Infraroodstraling

Elektromagnetische of infrarode stralingbezet het spectrale gebied tussen de elektromagnetische golf die het menselijk oog opmerkt, zijn rood uiteinde en microgolf- of microgolfstraling. Een groot verschil in de optische eigenschappen van stoffen wordt opgemerkt tussen de waarneming in infrarood en zichtbare straling. Voor kortegolf-infraroodstraling is bijvoorbeeld water van enkele centimeters dik ondoorzichtig.

Ongeveer 50% van de zonnestraling isop deze soort. Het is een integraal onderdeel van gasontladings- en gloeilampen en sommige lasers kunnen infraroodstraling uitstralen. Om het te registreren, worden fotovoltaïsche en thermische ontvangers of speciale fotografische materialen gebruikt.

Het bereik van de infrarode straling heeft drie componenten: kortegolf, middellanggolf en langegolfgebieden. Het lange-golflengtegebied is onderverdeeld in gesublimeerde of terahertz-straling.

De menselijke huid neemt infraroodstraling waarvan verwarmde voorwerpen, als thermische sensatie, daarom wordt het ook "thermisch" genoemd. De golflengte van de warmte hangt af van de verwarmingstemperatuur. Als de temperatuur hoog is, is de golflengte kort en de intensiteit van de straling hoger. Opgewekte ionen en atomen zenden infrarode straling uit. In dit bereik bij relatief lage temperaturen ligt het elektromagnetische spectrum van straling van een absoluut zwart lichaam.
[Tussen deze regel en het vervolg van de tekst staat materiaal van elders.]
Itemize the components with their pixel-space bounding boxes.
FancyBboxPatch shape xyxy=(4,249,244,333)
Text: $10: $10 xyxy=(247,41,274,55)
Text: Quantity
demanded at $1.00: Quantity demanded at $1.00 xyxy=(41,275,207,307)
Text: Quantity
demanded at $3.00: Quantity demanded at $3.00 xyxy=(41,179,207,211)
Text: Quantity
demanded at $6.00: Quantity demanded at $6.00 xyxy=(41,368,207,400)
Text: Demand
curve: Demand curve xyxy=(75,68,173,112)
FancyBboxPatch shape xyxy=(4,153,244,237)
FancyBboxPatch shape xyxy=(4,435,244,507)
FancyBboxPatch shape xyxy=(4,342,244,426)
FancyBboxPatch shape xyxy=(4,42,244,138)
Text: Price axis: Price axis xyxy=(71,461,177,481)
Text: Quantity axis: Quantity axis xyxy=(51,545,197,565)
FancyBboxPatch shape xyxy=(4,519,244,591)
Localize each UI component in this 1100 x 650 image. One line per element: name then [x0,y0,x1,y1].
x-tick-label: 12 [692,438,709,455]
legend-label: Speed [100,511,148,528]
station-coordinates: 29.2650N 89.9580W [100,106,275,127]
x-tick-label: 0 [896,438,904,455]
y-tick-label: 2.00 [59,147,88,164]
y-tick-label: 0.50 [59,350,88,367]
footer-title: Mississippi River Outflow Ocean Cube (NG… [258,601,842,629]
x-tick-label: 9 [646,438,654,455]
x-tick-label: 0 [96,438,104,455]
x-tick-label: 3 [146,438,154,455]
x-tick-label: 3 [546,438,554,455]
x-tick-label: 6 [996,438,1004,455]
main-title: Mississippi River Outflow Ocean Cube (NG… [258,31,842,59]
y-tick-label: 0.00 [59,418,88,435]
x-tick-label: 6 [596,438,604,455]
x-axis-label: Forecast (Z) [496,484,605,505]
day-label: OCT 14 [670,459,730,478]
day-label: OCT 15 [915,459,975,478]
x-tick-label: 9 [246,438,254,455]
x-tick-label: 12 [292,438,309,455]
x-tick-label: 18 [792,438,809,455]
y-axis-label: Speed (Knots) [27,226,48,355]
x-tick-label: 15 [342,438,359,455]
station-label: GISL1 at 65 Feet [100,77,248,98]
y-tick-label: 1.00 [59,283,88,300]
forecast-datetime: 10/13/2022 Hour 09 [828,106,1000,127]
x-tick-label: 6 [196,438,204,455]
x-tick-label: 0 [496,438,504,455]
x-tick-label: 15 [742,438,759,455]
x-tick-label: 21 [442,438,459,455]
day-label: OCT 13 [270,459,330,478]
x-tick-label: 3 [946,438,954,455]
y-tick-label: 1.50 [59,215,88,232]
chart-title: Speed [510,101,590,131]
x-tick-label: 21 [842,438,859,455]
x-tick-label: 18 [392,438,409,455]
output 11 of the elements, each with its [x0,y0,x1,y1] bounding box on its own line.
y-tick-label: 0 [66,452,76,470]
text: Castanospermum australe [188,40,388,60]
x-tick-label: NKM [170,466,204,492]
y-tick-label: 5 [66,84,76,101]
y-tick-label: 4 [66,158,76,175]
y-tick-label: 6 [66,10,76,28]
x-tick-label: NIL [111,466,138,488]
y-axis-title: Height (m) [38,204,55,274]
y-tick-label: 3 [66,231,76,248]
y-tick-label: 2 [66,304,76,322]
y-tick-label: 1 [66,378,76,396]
Astronoom W. Herschel ontdekte elektromagnetische straling in 1800, waarna infraroodstraling in detail werd bestudeerd. Herschel bepaalde zijn eigenschappen met behulp van thermometers. Als resultaat van de experimenten werd bewezen dat de temperatuur varieert in verschillende delen van het zichtbare spectrum. Herschel definieerde het volgende: de maximale warmte, die buiten de verzadigde rode kleur ligt, is mogelijk en voor de zichtbare breking ervan.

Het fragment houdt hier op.